Thursday, 23 March 2023

Discussion of a Recent Leu Coins Sale - Too-Shiny Tets.



DonnaML (' Grand Master and Benefactor') of a numismatic forum near you wrote (March 13 (edited))
[...] Dubious - and truly preposterous - "from an old collection" provenances are hardly limited to that company [Roma Numismatics]. On the Facebook ancient coins group, people have been ridiculing the stated provenance of a group of coins up for sale at the current Leu auction. To quote one member a couple of days ago: "Looks like the Leu auction had some decent bargains today so far. That person who formed the 'European collection formed before 2005' had quite the appetite for coins - among their many holdings were 42 shiny late type Lysimachus tets all from the same mint!. Amazing."
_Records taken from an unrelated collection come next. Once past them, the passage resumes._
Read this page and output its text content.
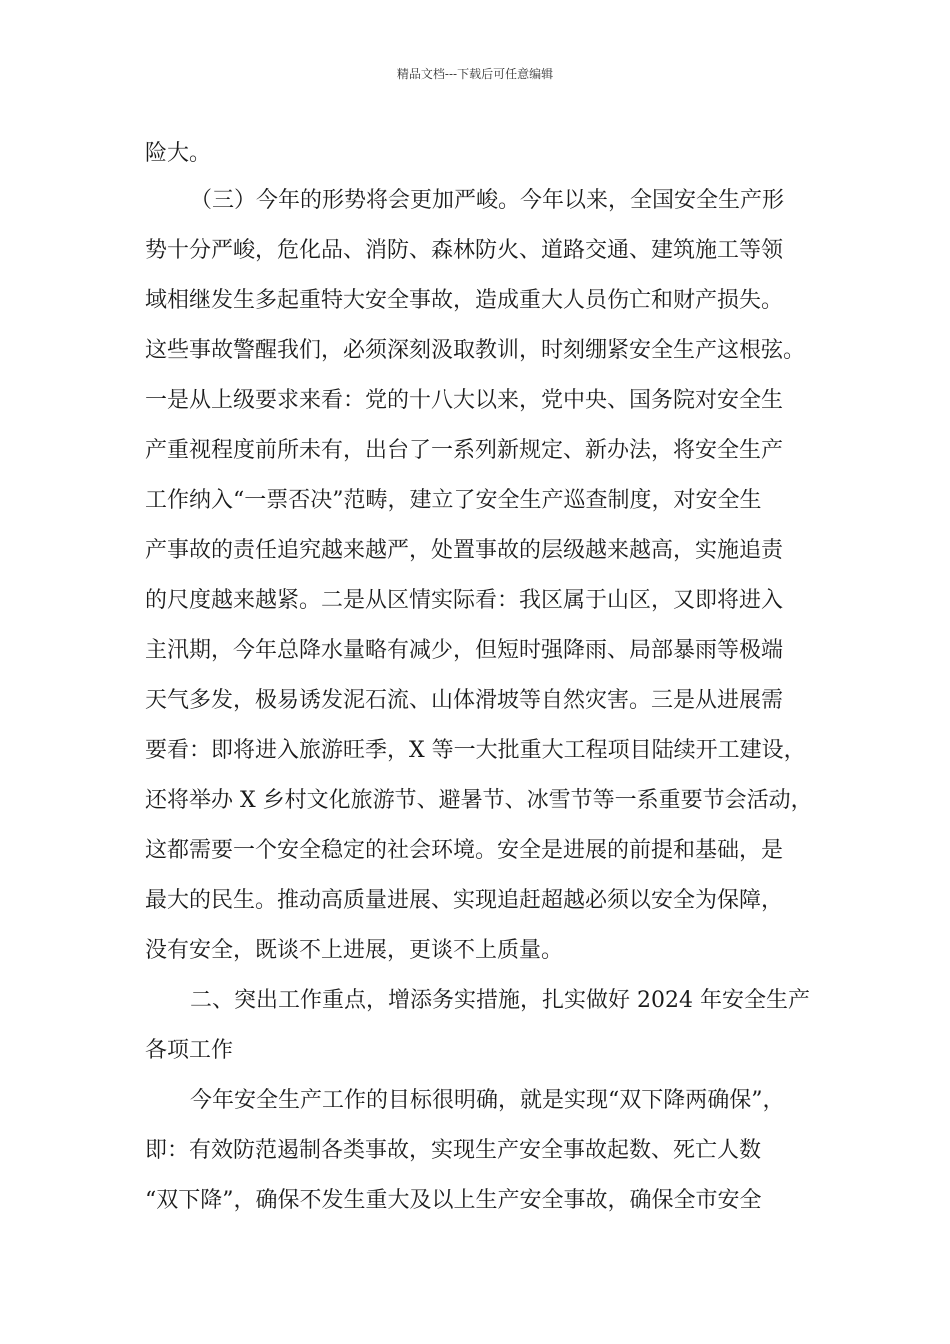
精品文档---下载后可任意编辑
险大。
（三）今年的形势将会更加严峻。今年以来，全国安全生产形
势十分严峻，危化品、消防、森林防火、道路交通、建筑施工等领
域相继发生多起重特大安全事故，造成重大人员伤亡和财产损失。
这些事故警醒我们，必须深刻汲取教训，时刻绷紧安全生产这根弦。
一是从上级要求来看：党的十八大以来，党中央、国务院对安全生
产重视程度前所未有，出台了一系列新规定、新办法，将安全生产
工作纳入“一票否决”范畴，建立了安全生产巡查制度，对安全生
产事故的责任追究越来越严，处置事故的层级越来越高，实施追责
的尺度越来越紧。二是从区情实际看：我区属于山区，又即将进入
主汛期，今年总降水量略有减少，但短时强降雨、局部暴雨等极端
天气多发，极易诱发泥石流、山体滑坡等自然灾害。三是从进展需
要看：即将进入旅游旺季，X 等一大批重大工程项目陆续开工建设，
还将举办 X 乡村文化旅游节、避暑节、冰雪节等一系重要节会活动，
这都需要一个安全稳定的社会环境。安全是进展的前提和基础，是
最大的民生。推动高质量进展、实现追赶超越必须以安全为保障，
没有安全，既谈不上进展，更谈不上质量。
二、突出工作重点，增添务实措施，扎实做好 2024 年安全生产
各项工作
今年安全生产工作的目标很明确，就是实现“双下降两确保”，
即：有效防范遏制各类事故，实现生产安全事故起数、死亡人数
“双下降”，确保不发生重大及以上生产安全事故，确保全市安全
The subsequent conversation is entertaining; I've omitted the names of those who posted the comments: [...]
There is another one from the same hoard in the new roma numismatic as well. Will be interesting to see how many of them will pop out
Does anyone really think Leu is any better than Roma? Anyone? [...]
2005 must have been the key year! A Swiss collection, a European collection, a Bavarian collection. So many collections….[...] Someone explains why they picked 2005: 2005 is the year that Switzerland signed on to the 1970 UNESCO Convention. Objects with a provenance before that date would be exempt from the Convention as far as Swiss authorities are concerned. How long before isn't the point, just "before"
It ws commented that Leu had sold a group of coins that had apparently previously been labelled the “Harshly Cleaned Collection” by the collecting community. In reality of course this probably refers to one or more hoards that had not reached the proper authorities but ended up being peddled by a dealer that had without scruples just stripped the lot chemically. And collectors were laughing about it. Here is is of note that what collectors say were coins from the same hoard split between at least two dealers, and that more are likely to surface - all of course without any information reaching the authorities or archaeologists. This is nothing but knowledge theft right out in the open.